Asia’s factory activity was down in August as China’s zero-Covid curbs and cost pressures continued to hurt businesses, darkening the outlook for the region’s fragile recovery, according to surveys reported on Thursday.
A possible revival of a 2015 Iran nuclear deal which would allow the OPEC member to foster its oil exports also weighed on prices.
French President Emmanuel Macron noted on Thursday he hoped a deal would be concluded in the coming days.
OPEC’s output reached 29.6 million barrels per day (bpd) in the most recent month, while U.S. output rose to 11.82 million bpd in June, , according to a Reuters survey.
Both are at their highest levels since April 2020.
The oil market will have a small surplus of just 400,000 bpd in 2022, much less than forecast earlier, according to OPEC and its partners, due to underproduction of its members, data from the group showed.

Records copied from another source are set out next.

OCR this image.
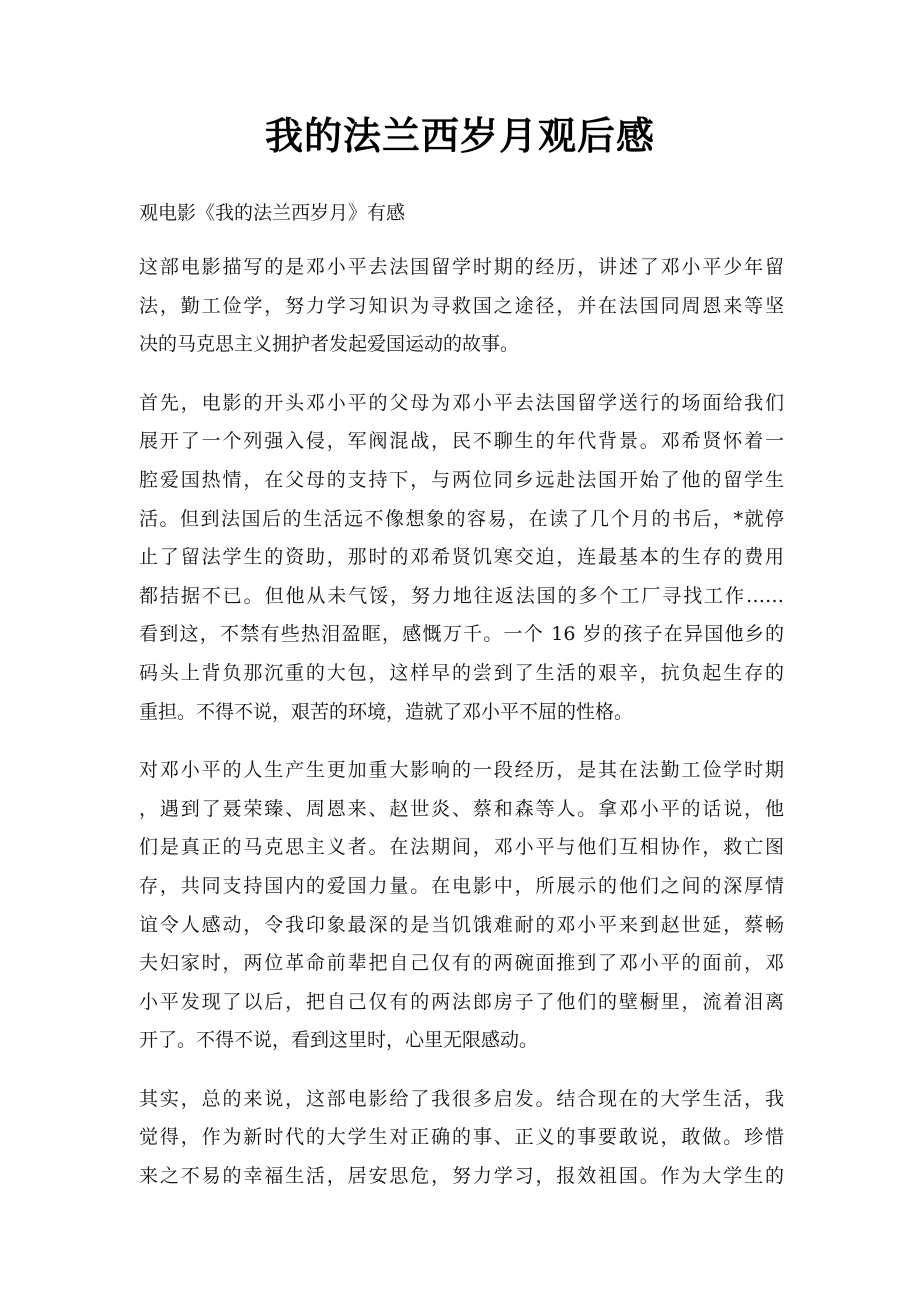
我的法兰西岁月观后感

观电影《我的法兰西岁月》有感

这部电影描写的是邓小平去法国留学时期的经历，讲述了邓小平少年留
法，勤工俭学，努力学习知识为寻救国之途径，并在法国同周恩来等坚
决的马克思主义拥护者发起爱国运动的故事。
首先，电影的开头邓小平的父母为邓小平去法国留学送行的场面给我们
展开了一个列强入侵，军阀混战，民不聊生的年代背景。邓希贤怀着一
腔爱国热情，在父母的支持下，与两位同乡远赴法国开始了他的留学生
活。但到法国后的生活远不像想象的容易，在读了几个月的书后，*就停
止了留法学生的资助，那时的邓希贤饥寒交迫，连最基本的生存的费用
都拮据不已。但他从未气馁，努力地往返法国的多个工厂寻找工作……
看到这，不禁有些热泪盈眶，感慨万千。一个 16 岁的孩子在异国他乡的
码头上背负那沉重的大包，这样早的尝到了生活的艰辛，抗负起生存的
重担。不得不说，艰苦的环境，造就了邓小平不屈的性格。
对邓小平的人生产生更加重大影响的一段经历，是其在法勤工俭学时期
，遇到了聂荣臻、周恩来、赵世炎、蔡和森等人。拿邓小平的话说，他
们是真正的马克思主义者。在法期间，邓小平与他们互相协作，救亡图
存，共同支持国内的爱国力量。在电影中，所展示的他们之间的深厚情
谊令人感动，令我印象最深的是当饥饿难耐的邓小平来到赵世延，蔡畅
夫妇家时，两位革命前辈把自己仅有的两碗面推到了邓小平的面前，邓
小平发现了以后，把自己仅有的两法郎房子了他们的壁橱里，流着泪离
开了。不得不说，看到这里时，心里无限感动。
其实，总的来说，这部电影给了我很多启发。结合现在的大学生活，我
觉得，作为新时代的大学生对正确的事、正义的事要敢说，敢做。珍惜
来之不易的幸福生活，居安思危，努力学习，报效祖国。作为大学生的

The group expects an oil market deficit of 300,000 bpd in 2023.
In the meantime, U.S. crude stocks declined by 3.3 million barrels. The gasoline stocks were down 1.2 million barrels, according to the U.S. Energy Information Administration on Wednesday.
Finance ministers from the Group of Seven group of wealthy nations will discuss the U.S. Administration’s proposed price cap on Russian oil when they meet on Friday, the White House concluded.